Brooks and Bryson are sitting on a mountain of explosives, but a Thursday and Friday pairing would have transformed that pile into Roman candles and sparklers.
It’s a pile that added another layer Tuesday morning. Former PGA Tour pro Brad Faxon said DeChambeau balked at an opportunity to be paired with Koepka. DeChambeau’s agent, the USGA and Koepka himself denied Faxon’s comments, and Faxon’s takes have been proven wrong in the very recent past. Unfortunately for DeChambeau, perception is not always parallel with the truth, and he now has to face the perception that he’s ducking Koepka, which he was already trying to combat Tuesday afternoon.
“I would be OK with that,” DeChambeau said about the Koepka pairing, “but there was never really anything that went through me.”
It would be easy to dismiss that as DeChambeau trying to reframe the narrative, especially since he’s mostly been on the business end of it and has tried to call a truce. Make no mistake, there was a bit of that at play when the reigning U.S. Open champ was asked if he feels the feud is crossing the line. “Shoot, to be honest, people saying Brooksy’s name out there, I love it,” DeChambeau said. “I think it’s hilarious.” We’re not sure the fans tossed from the gallery at the Memorial and the PGA at Bryson’s behest share that perspective.
Still, DeChambeau did not shy away from how this squabble has resonated beyond the game, and asserted he’s enjoying it as well. “I personally love it. I think that, as time goes on, I hope on the weekend we can play against each other and compete,” DeChambeau said. “I think it would be fun and would be great for the game.”

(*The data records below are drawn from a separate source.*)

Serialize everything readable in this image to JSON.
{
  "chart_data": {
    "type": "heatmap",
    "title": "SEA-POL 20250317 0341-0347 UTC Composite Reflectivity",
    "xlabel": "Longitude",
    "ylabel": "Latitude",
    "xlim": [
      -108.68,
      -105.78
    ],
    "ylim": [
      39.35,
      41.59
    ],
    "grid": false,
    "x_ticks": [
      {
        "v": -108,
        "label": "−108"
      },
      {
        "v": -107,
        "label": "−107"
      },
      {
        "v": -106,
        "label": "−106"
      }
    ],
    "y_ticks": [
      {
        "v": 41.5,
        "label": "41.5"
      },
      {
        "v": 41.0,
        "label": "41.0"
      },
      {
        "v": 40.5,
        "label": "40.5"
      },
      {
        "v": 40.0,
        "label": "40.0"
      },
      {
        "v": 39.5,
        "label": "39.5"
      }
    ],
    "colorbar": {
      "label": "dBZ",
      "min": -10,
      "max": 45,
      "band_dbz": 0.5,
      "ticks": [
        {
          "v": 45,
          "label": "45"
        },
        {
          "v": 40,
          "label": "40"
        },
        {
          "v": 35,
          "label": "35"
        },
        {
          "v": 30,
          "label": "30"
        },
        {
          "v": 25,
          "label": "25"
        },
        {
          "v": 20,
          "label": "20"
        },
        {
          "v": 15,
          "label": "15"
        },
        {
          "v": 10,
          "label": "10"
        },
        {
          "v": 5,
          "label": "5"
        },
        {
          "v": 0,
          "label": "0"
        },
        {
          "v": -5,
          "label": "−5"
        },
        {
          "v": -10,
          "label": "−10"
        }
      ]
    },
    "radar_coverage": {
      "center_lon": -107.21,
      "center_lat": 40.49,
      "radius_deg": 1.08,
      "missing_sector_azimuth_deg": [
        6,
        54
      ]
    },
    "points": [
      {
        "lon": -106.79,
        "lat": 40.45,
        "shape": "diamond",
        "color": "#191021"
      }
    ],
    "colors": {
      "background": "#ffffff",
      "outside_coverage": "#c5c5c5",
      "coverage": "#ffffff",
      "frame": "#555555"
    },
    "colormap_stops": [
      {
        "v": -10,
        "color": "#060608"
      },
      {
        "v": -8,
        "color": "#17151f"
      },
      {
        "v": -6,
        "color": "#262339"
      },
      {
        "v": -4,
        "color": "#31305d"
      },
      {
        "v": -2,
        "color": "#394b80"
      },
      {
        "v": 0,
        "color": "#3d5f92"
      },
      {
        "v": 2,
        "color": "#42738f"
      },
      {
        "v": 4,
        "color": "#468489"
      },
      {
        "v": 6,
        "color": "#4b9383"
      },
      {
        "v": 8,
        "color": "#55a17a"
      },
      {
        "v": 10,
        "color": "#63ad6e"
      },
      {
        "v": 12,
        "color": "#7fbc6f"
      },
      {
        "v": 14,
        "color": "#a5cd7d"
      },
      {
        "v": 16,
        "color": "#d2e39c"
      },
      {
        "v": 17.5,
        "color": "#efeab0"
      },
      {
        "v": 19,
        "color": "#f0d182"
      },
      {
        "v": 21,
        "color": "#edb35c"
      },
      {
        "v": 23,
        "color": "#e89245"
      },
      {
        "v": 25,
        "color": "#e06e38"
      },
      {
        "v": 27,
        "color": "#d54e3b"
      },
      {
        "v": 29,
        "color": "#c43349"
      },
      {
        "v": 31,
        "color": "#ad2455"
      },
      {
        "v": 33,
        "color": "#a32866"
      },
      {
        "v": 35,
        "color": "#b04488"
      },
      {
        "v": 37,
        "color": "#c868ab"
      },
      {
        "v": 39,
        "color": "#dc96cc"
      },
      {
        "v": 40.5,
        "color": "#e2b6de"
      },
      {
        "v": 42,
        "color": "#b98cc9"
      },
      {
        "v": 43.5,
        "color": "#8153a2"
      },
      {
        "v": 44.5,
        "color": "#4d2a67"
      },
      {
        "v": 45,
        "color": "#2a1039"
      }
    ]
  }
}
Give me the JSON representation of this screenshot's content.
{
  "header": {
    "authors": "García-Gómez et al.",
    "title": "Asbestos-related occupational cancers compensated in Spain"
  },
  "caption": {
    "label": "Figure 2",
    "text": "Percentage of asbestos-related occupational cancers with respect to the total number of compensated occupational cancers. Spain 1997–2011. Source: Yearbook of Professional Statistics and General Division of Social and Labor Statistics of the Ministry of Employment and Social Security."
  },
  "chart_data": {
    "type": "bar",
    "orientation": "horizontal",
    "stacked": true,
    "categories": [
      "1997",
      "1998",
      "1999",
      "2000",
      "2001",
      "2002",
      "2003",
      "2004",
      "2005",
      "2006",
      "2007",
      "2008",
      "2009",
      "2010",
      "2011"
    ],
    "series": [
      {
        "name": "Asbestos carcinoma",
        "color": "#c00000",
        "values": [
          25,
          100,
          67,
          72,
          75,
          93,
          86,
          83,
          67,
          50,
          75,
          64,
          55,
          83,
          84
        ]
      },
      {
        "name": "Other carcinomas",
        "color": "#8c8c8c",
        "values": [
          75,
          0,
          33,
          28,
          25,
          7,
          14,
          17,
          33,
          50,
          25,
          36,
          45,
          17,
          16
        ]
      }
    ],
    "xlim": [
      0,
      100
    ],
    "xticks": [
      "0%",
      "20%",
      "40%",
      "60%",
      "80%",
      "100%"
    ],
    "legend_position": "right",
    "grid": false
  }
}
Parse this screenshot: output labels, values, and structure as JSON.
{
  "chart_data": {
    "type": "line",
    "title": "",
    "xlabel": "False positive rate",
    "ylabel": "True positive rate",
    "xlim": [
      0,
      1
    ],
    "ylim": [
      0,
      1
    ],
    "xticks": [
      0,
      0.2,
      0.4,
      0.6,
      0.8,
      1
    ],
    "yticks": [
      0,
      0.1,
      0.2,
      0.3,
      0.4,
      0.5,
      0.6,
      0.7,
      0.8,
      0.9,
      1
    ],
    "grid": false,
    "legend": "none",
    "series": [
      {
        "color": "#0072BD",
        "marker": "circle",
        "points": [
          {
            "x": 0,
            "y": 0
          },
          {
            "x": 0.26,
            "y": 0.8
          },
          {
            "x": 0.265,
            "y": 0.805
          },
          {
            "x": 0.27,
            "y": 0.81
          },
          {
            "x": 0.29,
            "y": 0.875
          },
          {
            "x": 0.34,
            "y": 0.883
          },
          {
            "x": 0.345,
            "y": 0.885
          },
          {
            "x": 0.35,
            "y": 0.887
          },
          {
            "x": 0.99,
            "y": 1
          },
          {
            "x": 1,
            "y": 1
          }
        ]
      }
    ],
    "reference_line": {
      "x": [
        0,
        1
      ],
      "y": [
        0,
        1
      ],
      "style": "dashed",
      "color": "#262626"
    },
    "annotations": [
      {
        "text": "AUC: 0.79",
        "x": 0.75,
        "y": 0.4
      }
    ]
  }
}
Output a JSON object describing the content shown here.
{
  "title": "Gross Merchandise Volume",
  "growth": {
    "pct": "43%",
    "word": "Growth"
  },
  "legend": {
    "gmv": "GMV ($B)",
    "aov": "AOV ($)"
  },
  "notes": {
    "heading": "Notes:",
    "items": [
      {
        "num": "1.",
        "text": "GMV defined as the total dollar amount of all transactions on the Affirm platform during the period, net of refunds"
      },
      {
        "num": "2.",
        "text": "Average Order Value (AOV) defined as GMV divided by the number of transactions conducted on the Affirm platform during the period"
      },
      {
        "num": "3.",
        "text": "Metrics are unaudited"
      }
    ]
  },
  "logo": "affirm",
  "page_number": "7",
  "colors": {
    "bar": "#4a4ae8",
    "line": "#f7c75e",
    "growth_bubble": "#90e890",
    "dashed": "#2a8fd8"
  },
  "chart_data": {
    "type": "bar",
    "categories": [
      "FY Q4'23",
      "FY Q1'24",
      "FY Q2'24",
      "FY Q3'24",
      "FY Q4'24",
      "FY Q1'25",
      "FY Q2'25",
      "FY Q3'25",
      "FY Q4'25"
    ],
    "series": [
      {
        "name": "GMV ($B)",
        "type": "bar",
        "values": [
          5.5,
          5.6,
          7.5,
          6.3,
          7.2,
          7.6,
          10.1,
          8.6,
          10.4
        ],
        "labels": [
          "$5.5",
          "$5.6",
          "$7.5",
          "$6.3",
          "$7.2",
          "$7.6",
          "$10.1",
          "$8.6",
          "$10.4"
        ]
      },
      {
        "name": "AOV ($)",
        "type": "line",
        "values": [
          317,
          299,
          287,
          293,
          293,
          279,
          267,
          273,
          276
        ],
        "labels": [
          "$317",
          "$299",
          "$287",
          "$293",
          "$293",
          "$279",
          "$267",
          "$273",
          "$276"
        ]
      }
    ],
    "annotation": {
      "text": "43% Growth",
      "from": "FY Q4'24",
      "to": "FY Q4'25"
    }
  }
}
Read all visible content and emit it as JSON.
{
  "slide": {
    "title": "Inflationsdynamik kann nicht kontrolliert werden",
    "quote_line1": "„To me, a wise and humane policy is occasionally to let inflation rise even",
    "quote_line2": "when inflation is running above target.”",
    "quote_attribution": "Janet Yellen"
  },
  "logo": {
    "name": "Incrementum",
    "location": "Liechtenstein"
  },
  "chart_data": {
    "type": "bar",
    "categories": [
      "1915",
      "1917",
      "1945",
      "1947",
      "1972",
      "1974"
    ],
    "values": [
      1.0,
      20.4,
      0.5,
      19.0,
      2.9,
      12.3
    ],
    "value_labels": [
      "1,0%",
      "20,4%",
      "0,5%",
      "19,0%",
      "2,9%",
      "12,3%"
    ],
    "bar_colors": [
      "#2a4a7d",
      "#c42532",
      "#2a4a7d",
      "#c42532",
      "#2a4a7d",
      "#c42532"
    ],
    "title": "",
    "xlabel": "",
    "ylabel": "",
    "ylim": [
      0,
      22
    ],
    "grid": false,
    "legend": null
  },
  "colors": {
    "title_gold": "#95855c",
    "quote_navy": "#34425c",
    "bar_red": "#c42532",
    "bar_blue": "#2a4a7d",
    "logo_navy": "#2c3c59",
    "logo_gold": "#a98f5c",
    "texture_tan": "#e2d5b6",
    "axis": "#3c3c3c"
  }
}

See, DeChambeau gets it. Before this thing can truly fly it has to stay in the cocoon for a couple more days.
The odds of this happening organically this weekend are slim. But this is a major championship, one of those special tournaments where the ridiculous is routine. The letdown is real right now, but who knows what the Pacific fog will ultimately bring. For posterity, there was a hint, or more appropriately, a sign, of what that could be.
Paces from where DeChambeau stood Tuesday afternoon was a grounds crew installing a cable to the driving range. One of the crew members was wearing a Carl Spackler hat. And it brought to mind this wisdom from the Dalai Lama, which—while not as poetic as “Gunga galunga … gunga, gunga-lagunga”—feels very apropos:
“Remember that sometimes not getting what you want is a wonderful stroke of luck.”